宋天江回府之后,整个人沐浴了一番,吃了顿饱饭。下午闲来无事,去自家书房发了一下午的呆,待到困意袭来,躺到床上的时候,突然又睡不着了。
他翻翻身,赫然发现床上的角落有个不属于他的东西。
是支银白色的簪子,上边简单的点缀了几朵小花,还镶了几颗小小的紫色宝石,简单又不失优雅。
宋天江把放在床边的荷包拿来,用手指缓缓的摩挲,再看看另一只手上拿的簪子,细细思索了一番,穿上衣服便往盛月楼跑。

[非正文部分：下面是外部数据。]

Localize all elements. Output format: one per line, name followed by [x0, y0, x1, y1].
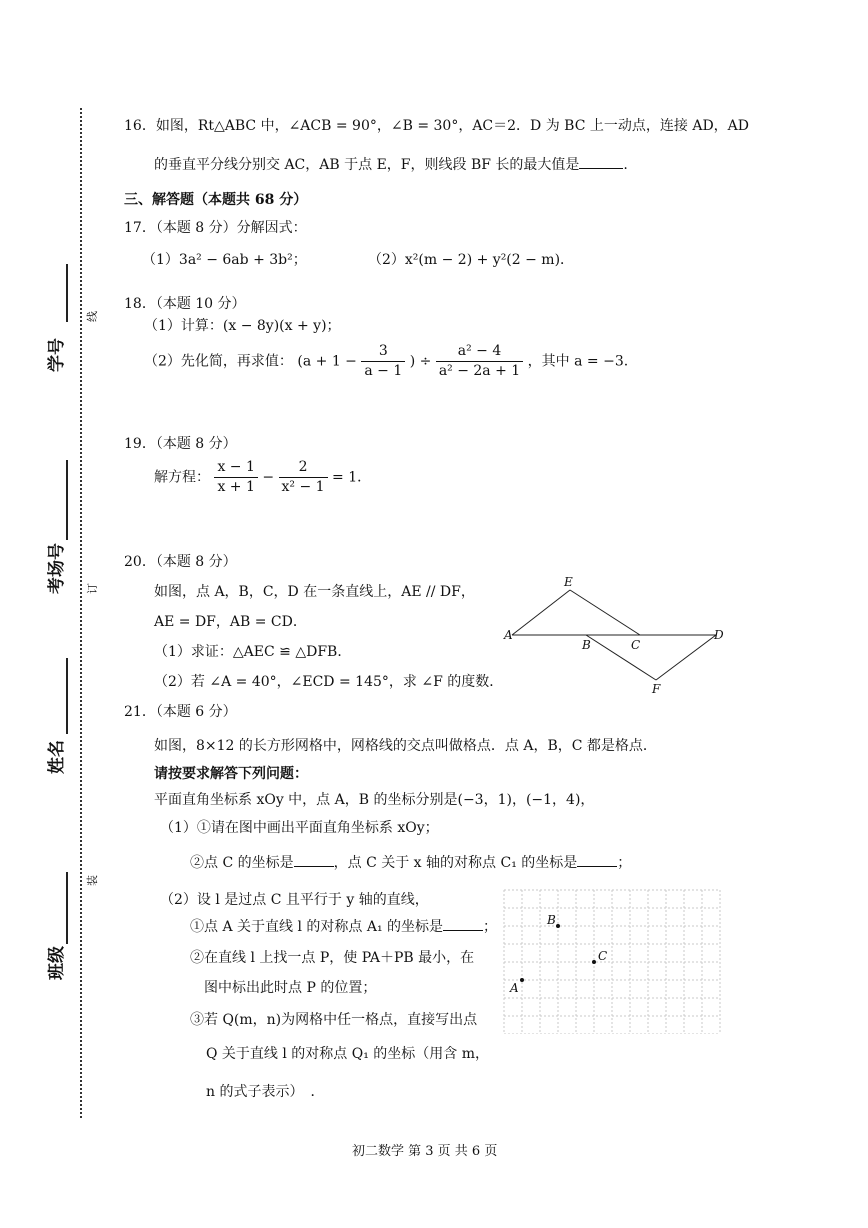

已经过了夜市的时间,盛月楼也早已关门,宋天江翻墙进了后院,摸黑找了半天的房间,最后还是跟着服侍的丫鬟逛了好几圈,才找到唐棠的寝房。
他进了屋子,蹑手蹑脚地走到床边,将簪子小心翼翼地放在一旁的茶几上,本想着直接走,却又是折了回来。
隔着床幔,床上隐隐约约一个人影,娇小又可爱。
他伸手掀开了床幔,唐棠睡得正香,呼吸平稳像是婴儿睡着一般安逸。隔着被子,那曾经被他摸过的柔软一起一伏,宋天江越看越热,身子也越探越近,低头在她圆圆的脸蛋上亲了一口后,逃了。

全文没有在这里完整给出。